Returns wrong answer

Question

When I run this code, it iterates, but then returns "The answer is 0", when it should be "The answer is 10."

Why is this?

#import <Foundation/Foundation.h>

int main (int argc, const char * argv[])
{
     int i;
     for (int i = 0; i < 12; i++){ 
        if (i % 3 == 0) {
            continue;
         }
         printf("Checking i = %d\n", i);
         if (i + 90 == i * i) {
             break;
         }
     }
    printf("The answer is %d.\n", i);
    return 0;


}

Answer 1

If you want to use i outside the for loop, do not declare it inside for loop

So your for loop should be like

for (i = 0; i < 12; i++)

Answer 2

There are two seperate declared int i's in your code.

Answer 3

You're actually declaring i again inside the for loop. Make your for loop like so:

for (i = 0; i < 12; i++)

Then, it will retain its value once you exit the loop.

Answer 4

You have two separate is in your code, the inner one hiding the outer one.

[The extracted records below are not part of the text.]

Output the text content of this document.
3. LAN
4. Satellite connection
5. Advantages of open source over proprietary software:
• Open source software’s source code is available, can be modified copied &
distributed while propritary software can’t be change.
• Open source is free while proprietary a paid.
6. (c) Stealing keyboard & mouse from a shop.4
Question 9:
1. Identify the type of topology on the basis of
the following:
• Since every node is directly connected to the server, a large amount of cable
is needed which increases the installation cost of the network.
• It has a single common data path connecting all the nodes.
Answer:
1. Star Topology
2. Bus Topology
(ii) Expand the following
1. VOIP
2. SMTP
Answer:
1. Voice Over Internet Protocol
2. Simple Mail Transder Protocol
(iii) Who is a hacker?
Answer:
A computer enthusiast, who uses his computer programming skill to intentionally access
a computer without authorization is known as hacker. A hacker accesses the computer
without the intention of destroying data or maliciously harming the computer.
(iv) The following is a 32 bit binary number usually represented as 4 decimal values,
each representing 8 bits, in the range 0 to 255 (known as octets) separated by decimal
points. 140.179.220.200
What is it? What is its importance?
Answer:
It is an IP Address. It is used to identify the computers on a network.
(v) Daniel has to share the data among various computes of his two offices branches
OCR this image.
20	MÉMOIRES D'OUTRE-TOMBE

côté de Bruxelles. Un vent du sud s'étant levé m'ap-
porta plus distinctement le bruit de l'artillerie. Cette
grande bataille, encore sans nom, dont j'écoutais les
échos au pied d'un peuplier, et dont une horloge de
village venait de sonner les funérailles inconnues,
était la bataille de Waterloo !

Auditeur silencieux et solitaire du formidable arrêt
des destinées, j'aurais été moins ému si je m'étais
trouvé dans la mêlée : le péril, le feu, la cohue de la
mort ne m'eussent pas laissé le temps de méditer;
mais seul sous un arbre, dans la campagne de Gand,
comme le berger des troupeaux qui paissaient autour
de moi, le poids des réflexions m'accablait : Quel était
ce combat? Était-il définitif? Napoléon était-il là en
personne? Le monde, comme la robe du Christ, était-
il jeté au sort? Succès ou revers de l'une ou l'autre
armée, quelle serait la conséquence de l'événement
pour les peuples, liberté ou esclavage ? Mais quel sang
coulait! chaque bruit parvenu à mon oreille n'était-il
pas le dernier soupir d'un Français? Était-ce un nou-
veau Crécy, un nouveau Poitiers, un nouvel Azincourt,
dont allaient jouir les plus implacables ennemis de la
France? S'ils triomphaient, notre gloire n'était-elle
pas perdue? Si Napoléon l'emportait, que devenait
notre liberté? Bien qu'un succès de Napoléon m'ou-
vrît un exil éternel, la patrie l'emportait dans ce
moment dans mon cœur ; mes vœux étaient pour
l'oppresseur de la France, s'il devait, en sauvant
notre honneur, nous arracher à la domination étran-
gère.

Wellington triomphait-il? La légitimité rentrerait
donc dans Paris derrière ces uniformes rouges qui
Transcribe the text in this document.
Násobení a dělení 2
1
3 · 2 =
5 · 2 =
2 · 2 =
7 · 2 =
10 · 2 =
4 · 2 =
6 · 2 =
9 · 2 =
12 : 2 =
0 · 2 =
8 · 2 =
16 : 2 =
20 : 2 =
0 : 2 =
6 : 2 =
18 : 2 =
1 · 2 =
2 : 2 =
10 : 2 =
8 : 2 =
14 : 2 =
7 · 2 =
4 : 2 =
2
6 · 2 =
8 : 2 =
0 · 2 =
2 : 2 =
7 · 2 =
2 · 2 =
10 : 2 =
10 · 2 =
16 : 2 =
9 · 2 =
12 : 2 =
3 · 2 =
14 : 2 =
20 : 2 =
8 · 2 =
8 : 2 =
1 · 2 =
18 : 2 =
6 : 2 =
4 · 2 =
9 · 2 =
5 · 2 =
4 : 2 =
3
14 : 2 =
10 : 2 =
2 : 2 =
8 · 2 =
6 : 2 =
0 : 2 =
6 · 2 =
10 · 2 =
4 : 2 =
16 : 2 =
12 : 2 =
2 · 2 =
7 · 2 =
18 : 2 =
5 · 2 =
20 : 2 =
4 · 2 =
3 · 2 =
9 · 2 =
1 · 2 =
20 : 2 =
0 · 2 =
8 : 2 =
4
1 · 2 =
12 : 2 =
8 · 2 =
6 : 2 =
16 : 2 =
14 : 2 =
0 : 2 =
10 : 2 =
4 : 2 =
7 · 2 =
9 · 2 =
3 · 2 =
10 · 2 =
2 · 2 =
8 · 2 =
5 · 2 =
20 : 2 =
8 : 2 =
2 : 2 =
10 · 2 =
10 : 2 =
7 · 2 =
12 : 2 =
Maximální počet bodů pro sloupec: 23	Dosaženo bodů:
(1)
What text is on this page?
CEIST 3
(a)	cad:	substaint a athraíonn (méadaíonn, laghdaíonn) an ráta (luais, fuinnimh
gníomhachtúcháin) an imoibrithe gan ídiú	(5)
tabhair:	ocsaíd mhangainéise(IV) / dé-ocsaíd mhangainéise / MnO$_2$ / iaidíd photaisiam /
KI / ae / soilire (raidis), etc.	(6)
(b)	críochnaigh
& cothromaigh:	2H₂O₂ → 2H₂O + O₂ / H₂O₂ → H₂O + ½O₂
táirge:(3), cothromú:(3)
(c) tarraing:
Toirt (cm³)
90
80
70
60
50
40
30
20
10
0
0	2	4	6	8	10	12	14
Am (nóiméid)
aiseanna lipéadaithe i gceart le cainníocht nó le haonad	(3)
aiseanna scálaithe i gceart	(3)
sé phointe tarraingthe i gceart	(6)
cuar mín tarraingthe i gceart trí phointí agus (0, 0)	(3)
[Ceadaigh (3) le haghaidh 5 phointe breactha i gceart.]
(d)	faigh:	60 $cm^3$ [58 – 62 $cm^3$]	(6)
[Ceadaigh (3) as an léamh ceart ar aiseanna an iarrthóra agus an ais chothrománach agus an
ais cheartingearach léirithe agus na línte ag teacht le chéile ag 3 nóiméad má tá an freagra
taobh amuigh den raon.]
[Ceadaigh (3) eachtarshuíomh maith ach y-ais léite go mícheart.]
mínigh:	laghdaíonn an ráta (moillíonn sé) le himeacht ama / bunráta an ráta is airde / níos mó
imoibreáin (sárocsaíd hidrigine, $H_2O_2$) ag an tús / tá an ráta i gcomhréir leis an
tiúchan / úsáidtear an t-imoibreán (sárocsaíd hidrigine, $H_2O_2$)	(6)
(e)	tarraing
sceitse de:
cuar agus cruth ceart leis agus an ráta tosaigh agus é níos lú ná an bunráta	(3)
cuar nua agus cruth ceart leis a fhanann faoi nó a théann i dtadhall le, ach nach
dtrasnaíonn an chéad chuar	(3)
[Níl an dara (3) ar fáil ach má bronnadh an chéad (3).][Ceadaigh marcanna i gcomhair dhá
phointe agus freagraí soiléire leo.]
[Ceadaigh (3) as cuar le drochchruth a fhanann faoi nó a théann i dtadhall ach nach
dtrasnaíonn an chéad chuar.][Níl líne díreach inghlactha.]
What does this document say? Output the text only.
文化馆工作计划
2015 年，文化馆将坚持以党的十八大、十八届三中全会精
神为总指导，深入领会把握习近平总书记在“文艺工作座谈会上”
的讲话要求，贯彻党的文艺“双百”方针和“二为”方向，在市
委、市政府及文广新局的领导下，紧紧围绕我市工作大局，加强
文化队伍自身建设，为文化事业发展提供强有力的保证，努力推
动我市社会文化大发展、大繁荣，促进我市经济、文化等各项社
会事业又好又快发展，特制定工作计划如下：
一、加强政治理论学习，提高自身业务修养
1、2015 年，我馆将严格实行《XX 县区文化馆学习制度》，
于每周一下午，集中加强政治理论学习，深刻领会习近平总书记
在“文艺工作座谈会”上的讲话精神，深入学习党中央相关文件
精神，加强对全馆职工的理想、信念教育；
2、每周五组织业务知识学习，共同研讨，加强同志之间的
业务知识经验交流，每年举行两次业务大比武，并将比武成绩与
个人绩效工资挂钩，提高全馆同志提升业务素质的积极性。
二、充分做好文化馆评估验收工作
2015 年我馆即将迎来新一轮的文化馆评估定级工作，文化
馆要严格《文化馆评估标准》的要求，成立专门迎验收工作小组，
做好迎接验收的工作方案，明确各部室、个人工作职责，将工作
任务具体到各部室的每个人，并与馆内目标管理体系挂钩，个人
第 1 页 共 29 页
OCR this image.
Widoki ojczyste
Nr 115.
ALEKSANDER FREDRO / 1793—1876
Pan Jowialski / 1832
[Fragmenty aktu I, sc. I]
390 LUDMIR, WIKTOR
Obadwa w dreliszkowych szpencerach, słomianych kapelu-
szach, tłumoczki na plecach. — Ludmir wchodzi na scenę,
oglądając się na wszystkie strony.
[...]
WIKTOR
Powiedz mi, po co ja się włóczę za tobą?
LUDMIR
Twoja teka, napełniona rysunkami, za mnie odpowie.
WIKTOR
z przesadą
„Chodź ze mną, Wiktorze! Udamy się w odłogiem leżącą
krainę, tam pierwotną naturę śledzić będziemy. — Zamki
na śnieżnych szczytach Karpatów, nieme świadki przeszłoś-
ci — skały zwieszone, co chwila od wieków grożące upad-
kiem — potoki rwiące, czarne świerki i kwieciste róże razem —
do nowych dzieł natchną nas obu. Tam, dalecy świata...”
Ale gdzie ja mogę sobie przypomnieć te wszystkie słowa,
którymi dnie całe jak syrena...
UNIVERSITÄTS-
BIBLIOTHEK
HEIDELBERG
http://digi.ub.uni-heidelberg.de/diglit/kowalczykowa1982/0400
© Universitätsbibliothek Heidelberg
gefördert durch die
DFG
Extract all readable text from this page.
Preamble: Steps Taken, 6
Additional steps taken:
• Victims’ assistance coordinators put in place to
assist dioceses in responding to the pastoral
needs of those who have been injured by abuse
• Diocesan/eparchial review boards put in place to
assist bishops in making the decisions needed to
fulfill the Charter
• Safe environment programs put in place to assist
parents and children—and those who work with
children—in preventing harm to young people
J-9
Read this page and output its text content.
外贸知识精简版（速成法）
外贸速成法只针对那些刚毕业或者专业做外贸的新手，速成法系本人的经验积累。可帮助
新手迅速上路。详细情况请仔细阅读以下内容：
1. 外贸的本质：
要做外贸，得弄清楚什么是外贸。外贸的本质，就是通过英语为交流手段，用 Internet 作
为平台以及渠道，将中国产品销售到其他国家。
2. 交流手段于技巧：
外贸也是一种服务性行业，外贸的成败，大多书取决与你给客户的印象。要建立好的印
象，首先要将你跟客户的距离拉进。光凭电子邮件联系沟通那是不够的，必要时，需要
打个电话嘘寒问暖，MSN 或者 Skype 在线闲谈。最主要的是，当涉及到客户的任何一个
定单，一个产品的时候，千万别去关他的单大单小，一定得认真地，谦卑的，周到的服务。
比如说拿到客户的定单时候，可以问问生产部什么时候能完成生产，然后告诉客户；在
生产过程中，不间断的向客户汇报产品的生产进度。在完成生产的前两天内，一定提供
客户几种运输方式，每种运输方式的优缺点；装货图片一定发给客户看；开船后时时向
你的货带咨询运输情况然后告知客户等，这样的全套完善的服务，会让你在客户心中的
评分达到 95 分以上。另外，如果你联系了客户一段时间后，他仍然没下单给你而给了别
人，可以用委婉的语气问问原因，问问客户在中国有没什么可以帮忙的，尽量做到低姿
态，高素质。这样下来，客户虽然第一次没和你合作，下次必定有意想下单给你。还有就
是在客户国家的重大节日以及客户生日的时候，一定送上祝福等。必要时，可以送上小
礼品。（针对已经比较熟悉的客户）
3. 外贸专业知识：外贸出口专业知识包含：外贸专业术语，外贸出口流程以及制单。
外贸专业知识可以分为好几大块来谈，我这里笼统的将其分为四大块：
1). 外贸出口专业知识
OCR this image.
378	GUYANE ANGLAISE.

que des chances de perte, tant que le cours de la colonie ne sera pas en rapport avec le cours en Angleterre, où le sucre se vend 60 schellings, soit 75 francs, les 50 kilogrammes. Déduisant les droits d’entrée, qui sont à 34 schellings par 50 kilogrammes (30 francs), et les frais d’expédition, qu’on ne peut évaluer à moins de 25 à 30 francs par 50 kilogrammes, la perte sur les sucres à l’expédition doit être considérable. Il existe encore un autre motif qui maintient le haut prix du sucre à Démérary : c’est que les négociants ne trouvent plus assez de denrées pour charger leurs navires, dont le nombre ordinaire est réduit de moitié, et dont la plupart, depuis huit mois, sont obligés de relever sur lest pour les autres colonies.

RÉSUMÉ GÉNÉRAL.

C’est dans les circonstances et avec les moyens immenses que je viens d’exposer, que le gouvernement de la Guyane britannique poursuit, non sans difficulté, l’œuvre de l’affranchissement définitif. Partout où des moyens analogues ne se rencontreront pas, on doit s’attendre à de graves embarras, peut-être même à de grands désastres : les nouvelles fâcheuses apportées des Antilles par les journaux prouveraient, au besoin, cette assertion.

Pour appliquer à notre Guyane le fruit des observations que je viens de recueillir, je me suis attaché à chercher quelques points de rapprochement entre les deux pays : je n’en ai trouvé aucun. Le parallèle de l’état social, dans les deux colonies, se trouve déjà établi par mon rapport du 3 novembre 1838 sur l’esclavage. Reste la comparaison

Moreover, the print statement causes undefined behaviour, because the outer i is read uninitialized.

Say for (i = 0; i < 12; i++) to use the outer variable instead of declaring a new variable.

Answer 5

 int i;
 for (int i = 0; i < 12; i++){ 
      ^^^^^

The i inside the loop is not the same as the i outside the loop.

Repace that with:

 int i;
 for (i = 0; i < 12; i++){